Despite not having Atlanta Pride during Pride month, Atlanta’s LGBTQ+ community is still hosting events across the city to get everyone in the spirit. During the kickoff weekend of Pride month, Wild Heaven West End Brewery hosted an Art Market and Drag Party open to all ages. Vendors from small shops, volunteer organizations and advocacy groups lined the venue to display their various zines, pins, wall art and clothing. Opposite the bar was a stage set with a table and two drag queens reading out bingo letter and number combinations while making witty jokes to a crowd of about 40 people. The House of ALXNDR was hosting and facilitating all the drag events, ensuring they gave their audience an experience to remember.
Attendees could chat with vendors about their stories while shopping for various items to decorate their rooms. Vendors were showcasing colorful macrame plant holders, stress balls in the shape of boobs, vintage clothing and even a masseuse giving out free back massages. Madison Higbee was tabling with their partner, displaying various “micro” canvas paintings of album covers such as “Melodrama” by Lorde, little crocheted animals and tiny cross-stitches. “I feel like pride means solidarity. It means love. It means community. Just people showing up for each other, being there for each other, holding each other up, [and] supporting each other,” Higbee said, speaking on the meaning of Pride to them.

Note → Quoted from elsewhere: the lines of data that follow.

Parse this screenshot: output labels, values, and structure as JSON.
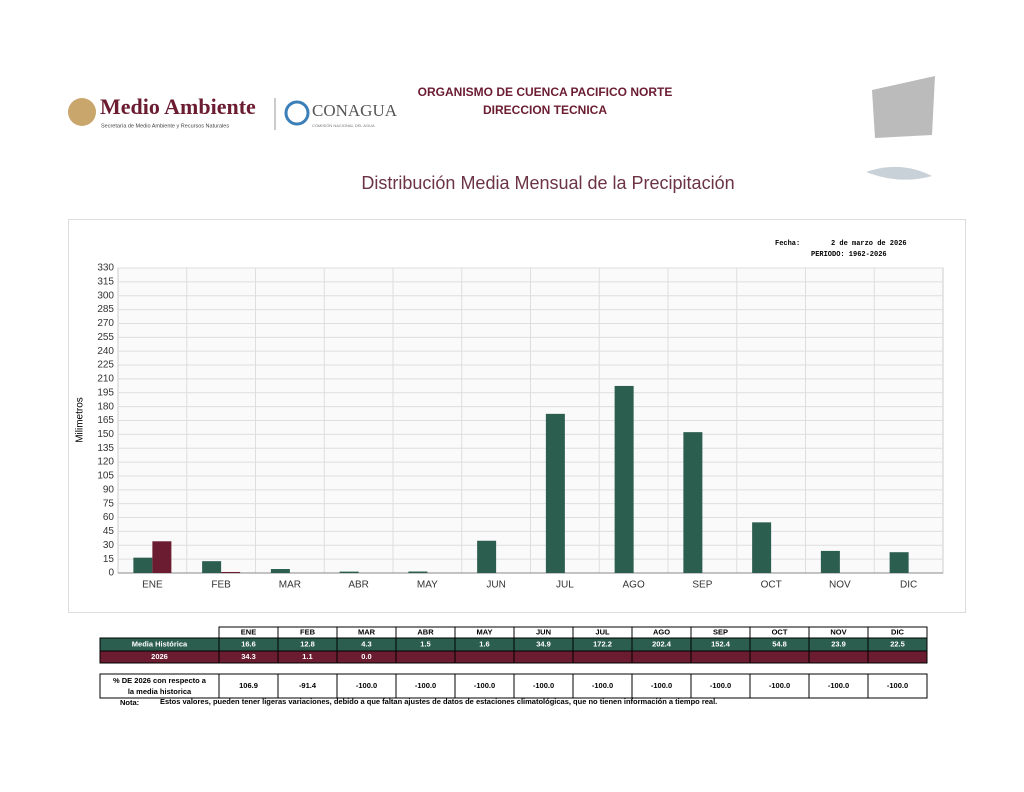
{
  "header": {
    "logo1": "Medio Ambiente",
    "logo1_sub": "Secretaría de Medio Ambiente y Recursos Naturales",
    "logo2": "CONAGUA",
    "logo2_sub": "COMISIÓN NACIONAL DEL AGUA",
    "org1": "ORGANISMO DE CUENCA PACIFICO NORTE",
    "org2": "DIRECCION TECNICA"
  },
  "chart_data": {
    "type": "bar",
    "title": "Distribución Media Mensual de la Precipitación",
    "fecha_label": "Fecha:",
    "fecha": "2 de marzo de 2026",
    "periodo": "PERIODO: 1962-2026",
    "ylabel": "Milimetros",
    "categories": [
      "ENE",
      "FEB",
      "MAR",
      "ABR",
      "MAY",
      "JUN",
      "JUL",
      "AGO",
      "SEP",
      "OCT",
      "NOV",
      "DIC"
    ],
    "series": [
      {
        "name": "Media Histórica",
        "color": "#2c5e4f",
        "values": [
          16.6,
          12.8,
          4.3,
          1.5,
          1.6,
          34.9,
          172.2,
          202.4,
          152.4,
          54.8,
          23.9,
          22.5
        ]
      },
      {
        "name": "2026",
        "color": "#6b1c30",
        "values": [
          34.3,
          1.1,
          0.0,
          null,
          null,
          null,
          null,
          null,
          null,
          null,
          null,
          null
        ],
        "value_labels": [
          "34.3",
          "1.1",
          "0.0",
          null,
          null,
          null,
          null,
          null,
          null,
          null,
          null,
          null
        ]
      }
    ],
    "ylim": [
      0,
      330
    ],
    "yticks": [
      0,
      15,
      30,
      45,
      60,
      75,
      90,
      105,
      120,
      135,
      150,
      165,
      180,
      195,
      210,
      225,
      240,
      255,
      270,
      285,
      300,
      315,
      330
    ],
    "grid": true
  },
  "table": {
    "pct_label": "% DE 2026 con respecto a la media historica",
    "pct": [
      "106.9",
      "-91.4",
      "-100.0",
      "-100.0",
      "-100.0",
      "-100.0",
      "-100.0",
      "-100.0",
      "-100.0",
      "-100.0",
      "-100.0",
      "-100.0"
    ],
    "note_label": "Nota:",
    "note": "Estos valores, pueden tener ligeras variaciones, debido a que faltan ajustes de datos de estaciones climatológicas, que no tienen información a tiempo real."
  }
}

They also spoke on what brought them to West End on Saturday, “partly to sell things… and it’s also great because this is the first all-ages drag show we’ve been able to see, too.

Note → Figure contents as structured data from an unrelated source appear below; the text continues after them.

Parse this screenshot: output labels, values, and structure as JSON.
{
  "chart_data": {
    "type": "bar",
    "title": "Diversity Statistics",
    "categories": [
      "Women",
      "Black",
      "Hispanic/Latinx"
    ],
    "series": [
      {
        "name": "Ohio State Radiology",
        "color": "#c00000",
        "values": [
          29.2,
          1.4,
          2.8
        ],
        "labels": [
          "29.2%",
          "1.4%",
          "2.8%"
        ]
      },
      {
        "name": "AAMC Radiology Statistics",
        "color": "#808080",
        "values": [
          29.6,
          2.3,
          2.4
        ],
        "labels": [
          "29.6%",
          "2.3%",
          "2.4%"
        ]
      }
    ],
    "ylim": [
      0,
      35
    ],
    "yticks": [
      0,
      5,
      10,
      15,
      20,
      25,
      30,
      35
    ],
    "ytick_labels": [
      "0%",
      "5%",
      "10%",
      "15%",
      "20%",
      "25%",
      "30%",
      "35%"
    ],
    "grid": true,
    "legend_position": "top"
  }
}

That’s been really wonderful, and actually being able to have kids buy pins from us —it’s definitely something that I don’t think either of us could have imagined having access to as children, so it’s really beautiful to see children being able to be in such affirming environments.”

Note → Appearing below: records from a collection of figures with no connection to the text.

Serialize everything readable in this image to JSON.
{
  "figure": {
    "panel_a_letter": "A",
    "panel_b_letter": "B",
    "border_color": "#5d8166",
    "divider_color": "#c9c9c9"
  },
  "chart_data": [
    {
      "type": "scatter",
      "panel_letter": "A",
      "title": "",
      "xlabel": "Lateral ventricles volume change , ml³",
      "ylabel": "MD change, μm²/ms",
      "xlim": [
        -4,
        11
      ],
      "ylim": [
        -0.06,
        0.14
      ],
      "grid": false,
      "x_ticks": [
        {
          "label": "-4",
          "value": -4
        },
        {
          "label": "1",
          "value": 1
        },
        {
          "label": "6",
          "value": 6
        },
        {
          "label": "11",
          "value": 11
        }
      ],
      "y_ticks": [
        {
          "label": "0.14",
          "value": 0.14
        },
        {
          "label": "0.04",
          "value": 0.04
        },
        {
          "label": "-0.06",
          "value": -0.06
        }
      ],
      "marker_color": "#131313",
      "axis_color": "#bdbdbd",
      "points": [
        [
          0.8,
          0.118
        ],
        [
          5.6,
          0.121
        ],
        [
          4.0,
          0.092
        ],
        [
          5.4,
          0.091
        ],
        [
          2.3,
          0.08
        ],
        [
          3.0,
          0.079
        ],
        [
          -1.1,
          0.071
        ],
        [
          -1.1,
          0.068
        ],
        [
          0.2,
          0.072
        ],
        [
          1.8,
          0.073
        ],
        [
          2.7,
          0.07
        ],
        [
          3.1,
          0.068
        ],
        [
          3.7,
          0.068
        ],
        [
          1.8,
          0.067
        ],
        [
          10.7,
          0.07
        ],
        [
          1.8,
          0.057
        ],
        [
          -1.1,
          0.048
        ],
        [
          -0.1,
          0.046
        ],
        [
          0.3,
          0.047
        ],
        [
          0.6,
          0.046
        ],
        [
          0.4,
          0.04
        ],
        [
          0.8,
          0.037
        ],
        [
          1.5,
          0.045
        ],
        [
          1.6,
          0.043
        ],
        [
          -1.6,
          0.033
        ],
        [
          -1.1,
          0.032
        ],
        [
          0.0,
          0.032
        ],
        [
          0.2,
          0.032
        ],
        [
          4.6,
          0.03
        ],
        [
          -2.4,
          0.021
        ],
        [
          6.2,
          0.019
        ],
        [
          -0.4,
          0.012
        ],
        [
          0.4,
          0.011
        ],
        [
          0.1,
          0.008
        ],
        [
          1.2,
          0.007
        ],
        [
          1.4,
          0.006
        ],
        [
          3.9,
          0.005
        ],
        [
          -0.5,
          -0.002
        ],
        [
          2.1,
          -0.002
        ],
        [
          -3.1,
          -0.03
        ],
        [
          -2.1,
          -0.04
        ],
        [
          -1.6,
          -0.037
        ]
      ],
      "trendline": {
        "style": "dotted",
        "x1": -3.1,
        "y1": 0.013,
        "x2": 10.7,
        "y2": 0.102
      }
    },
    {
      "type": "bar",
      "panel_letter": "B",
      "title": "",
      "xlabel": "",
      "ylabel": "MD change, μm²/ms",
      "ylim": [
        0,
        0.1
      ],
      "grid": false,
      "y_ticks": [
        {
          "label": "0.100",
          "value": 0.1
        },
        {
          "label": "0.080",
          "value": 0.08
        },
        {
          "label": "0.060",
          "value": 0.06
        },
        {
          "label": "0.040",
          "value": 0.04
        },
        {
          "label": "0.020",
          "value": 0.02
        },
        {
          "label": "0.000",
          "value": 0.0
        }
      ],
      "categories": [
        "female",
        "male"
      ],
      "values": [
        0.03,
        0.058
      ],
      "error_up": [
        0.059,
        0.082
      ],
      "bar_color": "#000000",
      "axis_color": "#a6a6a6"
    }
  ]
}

Another tabler, Kae Good, representing SPARK Reproductive Justice NOW, advocated for queer and trans folks of color. Good recalled their favorite Pride memory, a slightly different type of Pride event than what Atlanta is used to seeing in October.
“When I first went to a pride event, and it was like a smaller event, like a gathering. It was a picnic. I remember being around folks and being able to connect with people, so that was really exciting. It felt like home in a way,” Good said.
The defining event from the weekend was The House of ALXNDR drag show. The House of ALXNDR truly mastered how to cater to everyone, with song choices appealing to the more “mature” while the performances and outfits had the younger audience enthusiastically breaking into dance. After each drag queen performed a set, a dance party ensued, which transformed into a conga line around the room. Everyone danced around to Miley Cyrus, and, for a moment, nobody in the room thought about how this experience was a defiance.
As the event closed and people left with thinner wallets and lighter spirits, there was no doubt that experiences like this prove that Atlanta’s queer community gives space to anyone and everyone looking for a place of connection, existence and love.